A Walmart manager in Virginia opened fire Tuesday night in the employee break room, killing six people and injuring at least four others before turning the gun on himself as the store was packed with holiday shoppers, police said.
Employee Briana Tyler told ABC’s “Good Morning America” that workers were gathered in a break room just before the start of their overnight shifts.
“I looked up, and my manager just opened the door and he just opened fire,” she said. "Multiple people” dropped to the floor, she added.
“He didn’t say a word, he didn’t say anything at all,” she said.
The shooter was identified as 31-year-old Andre Bing. Walmart said in a statement he was an overnight manager who started with the company in 2010.
He supervised workers as they unloaded pallets of merchandise, stocked shelves and cleaned the Supercenter, The New York Times reported.
Two former colleagues said Bing had covered his cellphone camera with tape, saying he suspected he was being watched by the government.

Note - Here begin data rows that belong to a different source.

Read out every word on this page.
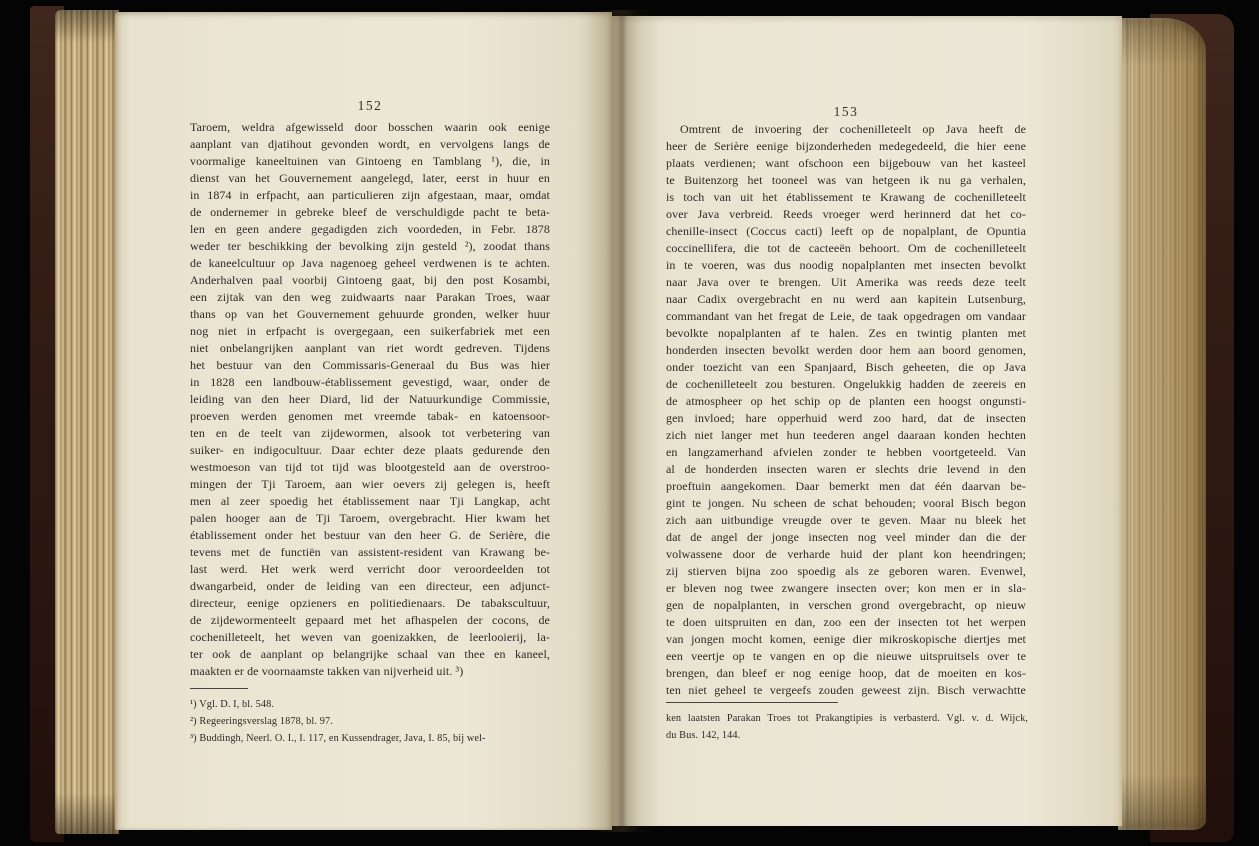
152
Taroem, weldra afgewisseld door bosschen waarin ook eenige
aanplant van djatihout gevonden wordt, en vervolgens langs de
voormalige kaneeltuinen van Gintoeng en Tamblang ¹), die, in
dienst van het Gouvernement aangelegd, later, eerst in huur en
in 1874 in erfpacht, aan particulieren zijn afgestaan, maar, omdat
de ondernemer in gebreke bleef de verschuldigde pacht te beta-
len en geen andere gegadigden zich voordeden, in Febr. 1878
weder ter beschikking der bevolking zijn gesteld ²), zoodat thans
de kaneelcultuur op Java nagenoeg geheel verdwenen is te achten.
Anderhalven paal voorbij Gintoeng gaat, bij den post Kosambi,
een zijtak van den weg zuidwaarts naar Parakan Troes, waar
thans op van het Gouvernement gehuurde gronden, welker huur
nog niet in erfpacht is overgegaan, een suikerfabriek met een
niet onbelangrijken aanplant van riet wordt gedreven. Tijdens
het bestuur van den Commissaris-Generaal du Bus was hier
in 1828 een landbouw-établissement gevestigd, waar, onder de
leiding van den heer Diard, lid der Natuurkundige Commissie,
proeven werden genomen met vreemde tabak- en katoensoor-
ten en de teelt van zijdewormen, alsook tot verbetering van
suiker- en indigocultuur. Daar echter deze plaats gedurende den
westmoeson van tijd tot tijd was blootgesteld aan de overstroo-
mingen der Tji Taroem, aan wier oevers zij gelegen is, heeft
men al zeer spoedig het établissement naar Tji Langkap, acht
palen hooger aan de Tji Taroem, overgebracht. Hier kwam het
établissement onder het bestuur van den heer G. de Serière, die
tevens met de functiën van assistent-resident van Krawang be-
last werd. Het werk werd verricht door veroordeelden tot
dwangarbeid, onder de leiding van een directeur, een adjunct-
directeur, eenige opzieners en politiedienaars. De tabakscultuur,
de zijdewormenteelt gepaard met het afhaspelen der cocons, de
cochenilleteelt, het weven van goenizakken, de leerlooierij, la-
ter ook de aanplant op belangrijke schaal van thee en kaneel,
maakten er de voornaamste takken van nijverheid uit. ³)
¹) Vgl. D. I, bl. 548.
²) Regeeringsverslag 1878, bl. 97.
³) Buddingh, Neerl. O. I., I. 117, en Kussendrager, Java, I. 85, bij wel-
153
Omtrent de invoering der cochenilleteelt op Java heeft de
heer de Serière eenige bijzonderheden medegedeeld, die hier eene
plaats verdienen; want ofschoon een bijgebouw van het kasteel
te Buitenzorg het tooneel was van hetgeen ik nu ga verhalen,
is toch van uit het établissement te Krawang de cochenilleteelt
over Java verbreid. Reeds vroeger werd herinnerd dat het co-
chenille-insect (Coccus cacti) leeft op de nopalplant, de Opuntia
coccinellifera, die tot de cacteeën behoort. Om de cochenilleteelt
in te voeren, was dus noodig nopalplanten met insecten bevolkt
naar Java over te brengen. Uit Amerika was reeds deze teelt
naar Cadix overgebracht en nu werd aan kapitein Lutsenburg,
commandant van het fregat de Leie, de taak opgedragen om vandaar
bevolkte nopalplanten af te halen. Zes en twintig planten met
honderden insecten bevolkt werden door hem aan boord genomen,
onder toezicht van een Spanjaard, Bisch geheeten, die op Java
de cochenilleteelt zou besturen. Ongelukkig hadden de zeereis en
de atmospheer op het schip op de planten een hoogst ongunsti-
gen invloed; hare opperhuid werd zoo hard, dat de insecten
zich niet langer met hun teederen angel daaraan konden hechten
en langzamerhand afvielen zonder te hebben voortgeteeld. Van
al de honderden insecten waren er slechts drie levend in den
proeftuin aangekomen. Daar bemerkt men dat één daarvan be-
gint te jongen. Nu scheen de schat behouden; vooral Bisch begon
zich aan uitbundige vreugde over te geven. Maar nu bleek het
dat de angel der jonge insecten nog veel minder dan die der
volwassene door de verharde huid der plant kon heendringen;
zij stierven bijna zoo spoedig als ze geboren waren. Evenwel,
er bleven nog twee zwangere insecten over; kon men er in sla-
gen de nopalplanten, in verschen grond overgebracht, op nieuw
te doen uitspruiten en dan, zoo een der insecten tot het werpen
van jongen mocht komen, eenige dier mikroskopische diertjes met
een veertje op te vangen en op die nieuwe uitspruitsels over te
brengen, dan bleef er nog eenige hoop, dat de moeiten en kos-
ten niet geheel te vergeefs zouden geweest zijn. Bisch verwachtte
ken laatsten Parakan Troes tot Prakangtipies is verbasterd. Vgl. v. d. Wijck,
du Bus. 142, 144.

“He had an attitude,” said Nathan Sinclair, who was previously a manager on the shift before Bing's started. “He was kind of aggressive. There were moments where he was OK, but he was definitely hard to work with and a little hostile.”
Tuesday's Walmart attack is the 40th mass shooting of the year, according to a database maintained by The Associated Press, USA Today and Northeastern University. It came just three days after a person opened fire at a gay nightclub in Colorado, killing five people and wounding 17.
The Chesapeake store was crowded with shoppers stocking up before the Thanksgiving holiday, police said. Officers were dispatched to an active threat situation at the Walmart Supercenter at 10:12 p.m., police spokesperson Leo Kosinski told reporters at the scene.
When officers entered the retail outlet, they found the shooter dead from an apparent self-inflicted gunshot wound.
“I am devastated by the senseless act of violence that took place late last night in our city,” said Mayor Rick West in a post Wednesday on the city's Twitter account. "Chesapeake is a tightknit community and we are all shaken by this news.”
The shooting was not the first time a gunman opened fire in a Walmart store.
In 2019, a shooter opened fire at a Walmart in El Paso, Texas, killing 22 people.
Joetta Jeffery told CNN her mother was shopping in the Virginia Walmart on Wednesday, and she began sending text messages that shots had been fire. Her mom, Betsy Umphlett, was not injured, she said.
“I’m crying, I’m shaking,” Jeffery said. “I had just talked to her about buying turkeys for Thanksgiving, then this text came in.”
Walmart tweeted early Wednesday that it was “shocked at this tragic event.”